Manchen Menschen, liebe Leute, mag es scheinen, dass ein Buch zu lesen, Zeit totzuschlagen bedeutet. Oder auch eine Flucht aus dieser Welt. Für mich liegt die Bedeutung und der Sinn bis heute darin:

„Warum liest du dann überhaupt?“
„Teilweise, weil es eine angenehme Gewohnheit ist, und teilweise, weil ich mich selbst gerne kennenlernen möchte. Wenn ich ein Buch lese, so scheinen zuerst nur meine Augen zu lesen, aber dann treffe ich hin und wieder mal eine Stelle, vielleicht auch nur einen einzigen Satz, der mir etwas sagt, und so wird es ein Teil von mir. Ich habe aus dem Buch dann alles, was für mich von Nutzen ist, herausgeholt, und mehr kann ich nicht bekommen, wenn ich es auch noch ein dutzendmal läse. Weißt du, mir scheint es, als sei man eine geschlossene Knospe, und das meiste, was man liest und tut, hat überhaupt keine Wirkung; aber es gibt gewisse Dinge, die eine besondere Bedeutung für einen haben, durch sie wird ein Blumenblatt geöffnet, und so öffnen sich die Blumenblätter, eines um das andere, und schließlich ist eine Blüte da.“

Der Menschen Hörigkeit ( William Somerset Maugham  1874-1965)

 

Buchantiquariate haben eine magisch anziehende Wirkung auf mich. Das geschah auch vor ein paar Jahren in München und so kam ich mit der Welt von Thomas Hardy und wie er sie beschreibt in Berührung:

Es enthüllte ein helles, liebliches und offenes Landmädchengesicht, das in einem Nest von welligem, kastanienbraunem Haar ruhte. Es war hübsch und fast schön zu nennen. Obgleich die Augen geschlossen waren, konnte man sich gut das Licht vorstellen, das zwangsläufig als Krönung dieses strahlenden Kunstwerkes darin schien. Auf seinem Grunde zeigte dieses Antlitz frohe Erwartung, doch diese war jetzt, wie von einer fremden Substanz, überdeckt von einem Film aus Besorgnis und Kummer. Der Kummer lag erst seit so kurzer Zeit darauf, dass er ihm nichts von seiner Blüte genommen und dem, was er am Ende zu zerstören vermochte, bisher nur Würde verliehen hatte.
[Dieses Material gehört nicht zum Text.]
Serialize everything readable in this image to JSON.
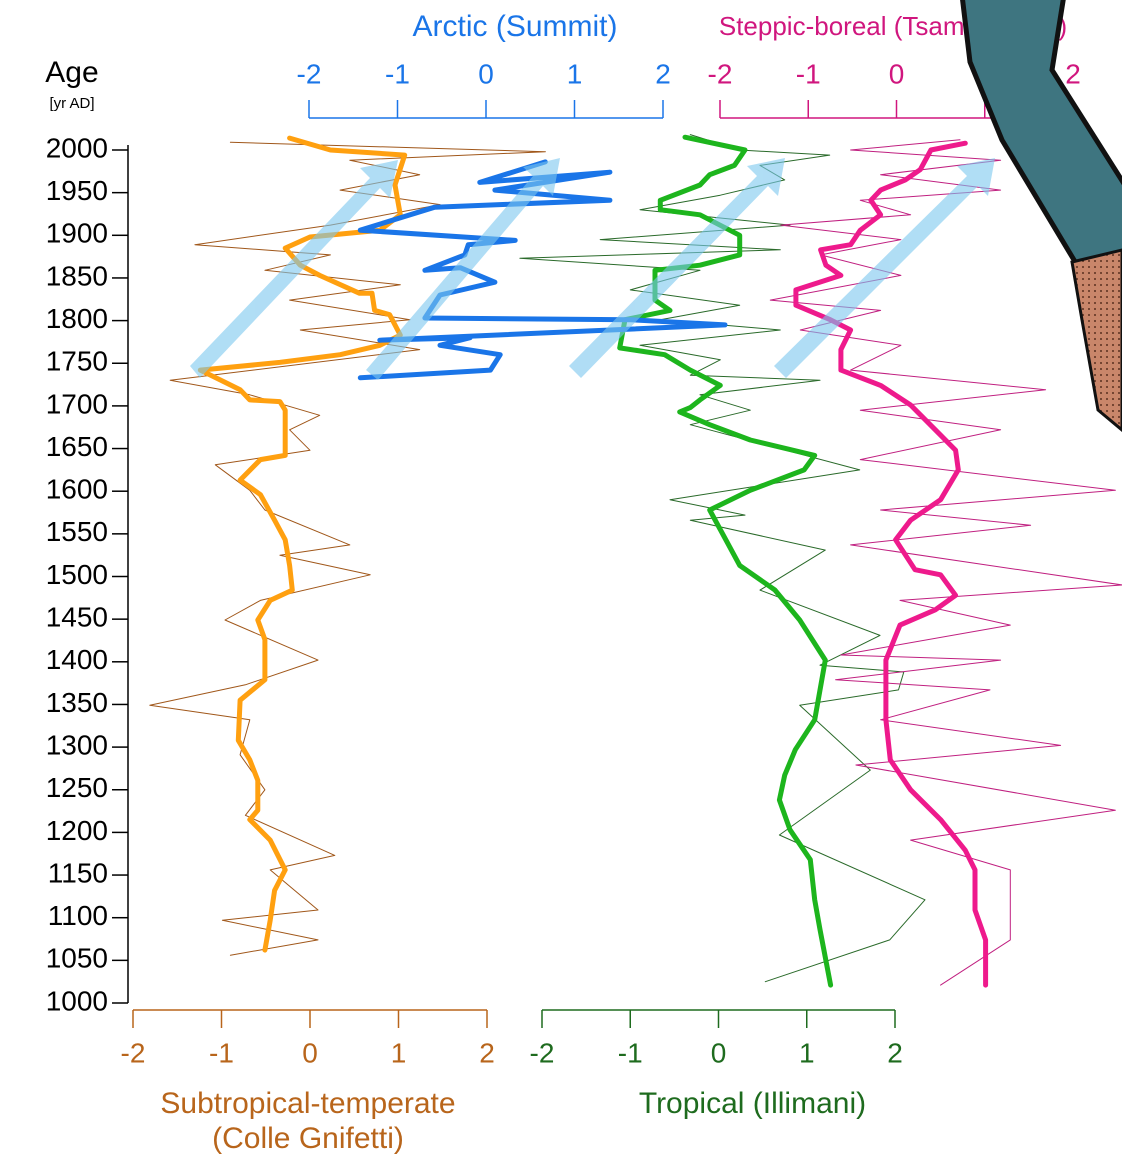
{
  "chart_data": {
    "type": "line",
    "y_label": [
      "Age",
      "[yr AD]"
    ],
    "ylim": [
      1000,
      2000
    ],
    "yticks": [
      1000,
      1050,
      1100,
      1150,
      1200,
      1250,
      1300,
      1350,
      1400,
      1450,
      1500,
      1550,
      1600,
      1650,
      1700,
      1750,
      1800,
      1850,
      1900,
      1950,
      2000
    ],
    "panels": [
      {
        "label": [
          "Subtropical-temperate",
          "(Colle Gnifetti)"
        ],
        "axis_position": "bottom",
        "color": "#b8651b",
        "xlim": [
          -2,
          2
        ],
        "xticks": [
          -2,
          -1,
          0,
          1,
          2
        ],
        "series": [
          {
            "color": "#a0571a",
            "linewidth": 1,
            "ages": [
              2009,
              1998,
              1988,
              1971,
              1953,
              1936,
              1912,
              1889,
              1877,
              1859,
              1842,
              1824,
              1801,
              1789,
              1766,
              1730,
              1713,
              1689,
              1672,
              1648,
              1631,
              1601,
              1578,
              1537,
              1525,
              1502,
              1472,
              1449,
              1402,
              1373,
              1349,
              1332,
              1291,
              1250,
              1220,
              1173,
              1156,
              1109,
              1097,
              1074,
              1056
            ],
            "values": [
              -0.9,
              2.66,
              0.45,
              1.24,
              0.34,
              1.47,
              0.23,
              -1.3,
              0.23,
              -0.51,
              1.02,
              -0.23,
              1.13,
              -0.11,
              1.24,
              -1.58,
              -0.68,
              0.11,
              -0.23,
              0,
              -1.07,
              -0.68,
              -0.51,
              0.45,
              -0.34,
              0.68,
              -0.56,
              -0.96,
              0.09,
              -0.73,
              -1.81,
              -0.68,
              -0.79,
              -0.51,
              -0.73,
              0.28,
              -0.45,
              0.09,
              -0.99,
              0.09,
              -0.9
            ]
          },
          {
            "color": "#ffa010",
            "linewidth": 5,
            "ages": [
              2014,
              2000,
              1994,
              1959,
              1924,
              1906,
              1898,
              1885,
              1865,
              1853,
              1832,
              1832,
              1812,
              1807,
              1783,
              1771,
              1760,
              1751,
              1742,
              1719,
              1707,
              1705,
              1695,
              1642,
              1637,
              1613,
              1596,
              1566,
              1543,
              1513,
              1484,
              1472,
              1449,
              1426,
              1379,
              1355,
              1308,
              1285,
              1261,
              1226,
              1215,
              1191,
              1156,
              1132,
              1097,
              1062
            ],
            "values": [
              -0.23,
              0.23,
              1.07,
              0.96,
              1.02,
              0.79,
              0,
              -0.28,
              -0.11,
              0.11,
              0.56,
              0.7,
              0.73,
              0.9,
              1.02,
              0.79,
              0.34,
              -0.34,
              -1.24,
              -0.79,
              -0.68,
              -0.34,
              -0.28,
              -0.28,
              -0.56,
              -0.79,
              -0.56,
              -0.4,
              -0.28,
              -0.23,
              -0.2,
              -0.45,
              -0.59,
              -0.51,
              -0.51,
              -0.79,
              -0.81,
              -0.68,
              -0.59,
              -0.59,
              -0.68,
              -0.45,
              -0.28,
              -0.4,
              -0.45,
              -0.51
            ]
          }
        ]
      },
      {
        "label": [
          "Tropical (Illimani)"
        ],
        "axis_position": "bottom",
        "color": "#1e6b1e",
        "xlim": [
          -2,
          2
        ],
        "xticks": [
          -2,
          -1,
          0,
          1,
          2
        ],
        "series": [
          {
            "color": "#2a6a2a",
            "linewidth": 1,
            "ages": [
              2018,
              2000,
              1994,
              1982,
              1965,
              1947,
              1930,
              1912,
              1895,
              1883,
              1873,
              1859,
              1836,
              1818,
              1801,
              1789,
              1771,
              1754,
              1736,
              1730,
              1713,
              1695,
              1678,
              1625,
              1590,
              1572,
              1566,
              1531,
              1484,
              1431,
              1396,
              1388,
              1367,
              1349,
              1273,
              1197,
              1121,
              1074,
              1025
            ],
            "values": [
              -0.32,
              0.24,
              1.26,
              0.47,
              0.75,
              0.02,
              -0.89,
              0.81,
              -1.34,
              0.7,
              -2.25,
              -0.21,
              -1.0,
              0.24,
              -0.66,
              0.7,
              -0.89,
              0.02,
              -0.32,
              1.15,
              -0.21,
              0.36,
              -0.32,
              1.6,
              -0.55,
              0.3,
              -0.32,
              1.21,
              0.47,
              1.83,
              1.15,
              2.1,
              2.04,
              0.92,
              1.72,
              0.69,
              2.34,
              1.94,
              0.53
            ]
          },
          {
            "color": "#1db51d",
            "linewidth": 5,
            "ages": [
              2015,
              2000,
              1982,
              1971,
              1959,
              1941,
              1930,
              1924,
              1900,
              1877,
              1865,
              1859,
              1824,
              1812,
              1801,
              1768,
              1760,
              1742,
              1724,
              1707,
              1698,
              1693,
              1678,
              1660,
              1642,
              1625,
              1601,
              1578,
              1555,
              1513,
              1484,
              1449,
              1402,
              1355,
              1332,
              1297,
              1267,
              1238,
              1203,
              1168,
              1121,
              1086,
              1021
            ],
            "values": [
              -0.38,
              0.3,
              0.18,
              -0.1,
              -0.21,
              -0.66,
              -0.66,
              -0.21,
              0.24,
              0.24,
              -0.21,
              -0.72,
              -0.72,
              -0.55,
              -1.06,
              -1.12,
              -0.61,
              -0.32,
              0.02,
              -0.21,
              -0.32,
              -0.44,
              -0.1,
              0.36,
              1.09,
              0.97,
              0.36,
              -0.1,
              0.02,
              0.24,
              0.64,
              0.92,
              1.21,
              1.13,
              1.09,
              0.87,
              0.75,
              0.69,
              0.81,
              1.04,
              1.09,
              1.15,
              1.27
            ]
          }
        ]
      },
      {
        "label": [
          "Arctic (Summit)"
        ],
        "axis_position": "top",
        "color": "#1a75e8",
        "xlim": [
          -2,
          2
        ],
        "xticks": [
          -2,
          -1,
          0,
          1,
          2
        ],
        "series": [
          {
            "color": "#1a75e8",
            "linewidth": 5,
            "ages": [
              1733,
              1742,
              1760,
              1771,
              1780,
              1777,
              1795,
              1801,
              1803,
              1830,
              1845,
              1862,
              1859,
              1877,
              1889,
              1894,
              1906,
              1933,
              1941,
              1953,
              1974,
              1962,
              1986
            ],
            "values": [
              -1.42,
              0.05,
              0.16,
              -0.52,
              -0.18,
              -1.2,
              2.7,
              1.63,
              -0.69,
              -0.52,
              0.1,
              -0.29,
              -0.69,
              -0.24,
              -0.2,
              0.33,
              -1.42,
              -0.58,
              1.4,
              0.1,
              1.4,
              -0.07,
              0.67
            ]
          }
        ]
      },
      {
        "label": [
          "Steppic-boreal (Tsambagarav)"
        ],
        "axis_position": "top",
        "color": "#d0167e",
        "xlim": [
          -2,
          2
        ],
        "xticks": [
          -2,
          -1,
          0,
          1,
          2
        ],
        "series": [
          {
            "color": "#c02080",
            "linewidth": 1,
            "ages": [
              2012,
              2000,
              1988,
              1971,
              1953,
              1941,
              1924,
              1912,
              1895,
              1877,
              1853,
              1824,
              1812,
              1789,
              1771,
              1742,
              1719,
              1695,
              1672,
              1637,
              1601,
              1578,
              1560,
              1537,
              1490,
              1472,
              1443,
              1408,
              1402,
              1379,
              1367,
              1332,
              1302,
              1279,
              1226,
              1191,
              1156,
              1074,
              1021
            ],
            "values": [
              0.72,
              -0.52,
              1.18,
              -0.18,
              1.18,
              -0.41,
              0.16,
              -1.31,
              0.05,
              -0.86,
              0.05,
              -1.43,
              -0.18,
              -1.09,
              0.05,
              -0.52,
              1.69,
              -0.41,
              1.18,
              -0.41,
              2.48,
              -0.18,
              1.52,
              -0.52,
              2.56,
              0.04,
              1.29,
              -0.63,
              1.18,
              -0.69,
              1.06,
              -0.18,
              1.86,
              -0.46,
              2.48,
              0.16,
              1.29,
              1.29,
              0.5
            ]
          },
          {
            "color": "#ee1a8c",
            "linewidth": 5,
            "ages": [
              2008,
              2000,
              1977,
              1965,
              1953,
              1941,
              1924,
              1906,
              1889,
              1883,
              1865,
              1853,
              1836,
              1818,
              1801,
              1789,
              1766,
              1742,
              1724,
              1701,
              1672,
              1648,
              1625,
              1590,
              1566,
              1543,
              1508,
              1502,
              1478,
              1461,
              1443,
              1402,
              1332,
              1285,
              1250,
              1215,
              1179,
              1156,
              1109,
              1074,
              1021
            ],
            "values": [
              0.78,
              0.39,
              0.27,
              0.1,
              -0.18,
              -0.29,
              -0.18,
              -0.41,
              -0.52,
              -0.86,
              -0.8,
              -0.63,
              -1.14,
              -1.14,
              -0.75,
              -0.52,
              -0.63,
              -0.63,
              -0.18,
              0.16,
              0.44,
              0.67,
              0.7,
              0.5,
              0.16,
              -0.01,
              0.21,
              0.5,
              0.67,
              0.44,
              0.04,
              -0.12,
              -0.12,
              -0.07,
              0.16,
              0.5,
              0.78,
              0.89,
              0.89,
              1.01,
              1.01
            ]
          }
        ]
      }
    ]
  }
}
Auf verschlungenen Pfaden ( Thomas Hardy 1840-1928)

 

Jedem Peter Rosegger zugeneigten Leser würde ich wärmstens empfehlen, dessen Geburtshaus im steirischen Alpl zu besuchen. Da es noch im Originalzustand erhalten ist rundet es den Blick auf die Geschichten seiner Kindheit, und der Menschen die darin vorkommen, erhellend ab.
Ebenso betrifft es sein späteres Wohnhaus in Krieglach. Man hat dort das Empfinden, er habe es nur für einen Augenblick verlassen:

Die zarten Vergissmeinnichte schauten treuherzig zu ihm auf, als Boten aus der Erde, erstanden zur stillen Mahnung, derer nicht zu vergessen, die liebevoll einst in seinem Lebenskreise gewaltet, nun zur Erde gesunken sind.
Hoch über dem weiten, klaren Meer der Luft, tief im Himmel drinnen brennt der Sonnenstern und sendet seine Flammen den lichtdurstigen Wesen der Erde. – Pfingsten! Phönix! Das vor etlichen Monaten noch in Moder und Starrnis daliegende Jahr ist neuverjüngt auferstanden, wie der Wundervogel im Märchen.
Ist es denn wahr, dass die Menschen so sehr zum Bösen neigen? Wir stehen aufrecht, unser Fuß wandelt auf Blumen, unser Haupt ist gereift im Lichte des Himmels. Das Leid des Herzens, was ist es anderes, als Heimweh nach dem Guten und Heiteren!
Und ist es Elend, wenn unser Haupt einmal in Wetternacht gehüllt ist? Gäbe es keine Nacht, wer hätte je in die Tiefen des Sternenhimmels geschaut!
Da kommen sie, die undankbaren Kinder der Welt und schreien : Die Mutter ist schlecht! -und beweisen es. Ich sage trotz allem: Sie ist gut und braucht es nicht zu beweisen. Und schauet den Lebensweg dessen der hier im Waldfrieden ruht. Der Zweifel hat mich an der Brust, der Kummer mich an den Haaren gepackt; der Hass hat mich durchwühlt, die Liebe mich gefoltert; Unrecht habe ich erfahren. Aber tausendmal mehr als das alles : Unrecht hab’ ich getan! Und dennoch, ich ersehne das Schlafen nicht und bedauere des Morgens das Erwachen nicht. Vernichten kann mich nicht der Schmerz, denn er will geheilt sein, nicht die Schuld, denn sie will gesühnt sein – nur die Stumpfheit, denn sie will – nichts.
Draußen im Lande das Kornfeld. Die jungen Ähren heben ihre Häupter und ihr Pfingstgebet geht nach Sonnenschein. Ihre Sehnsucht ist, zu reifen, aber das Reifen ist ihr Sterben. Das Korn kommt in die Erde. Und im nächsten Jahr, wenn wieder Pfingsten ist, kann das Kornfeld zehnmal größer sein. Das Leben nimmt nicht ab, es nimmt zu.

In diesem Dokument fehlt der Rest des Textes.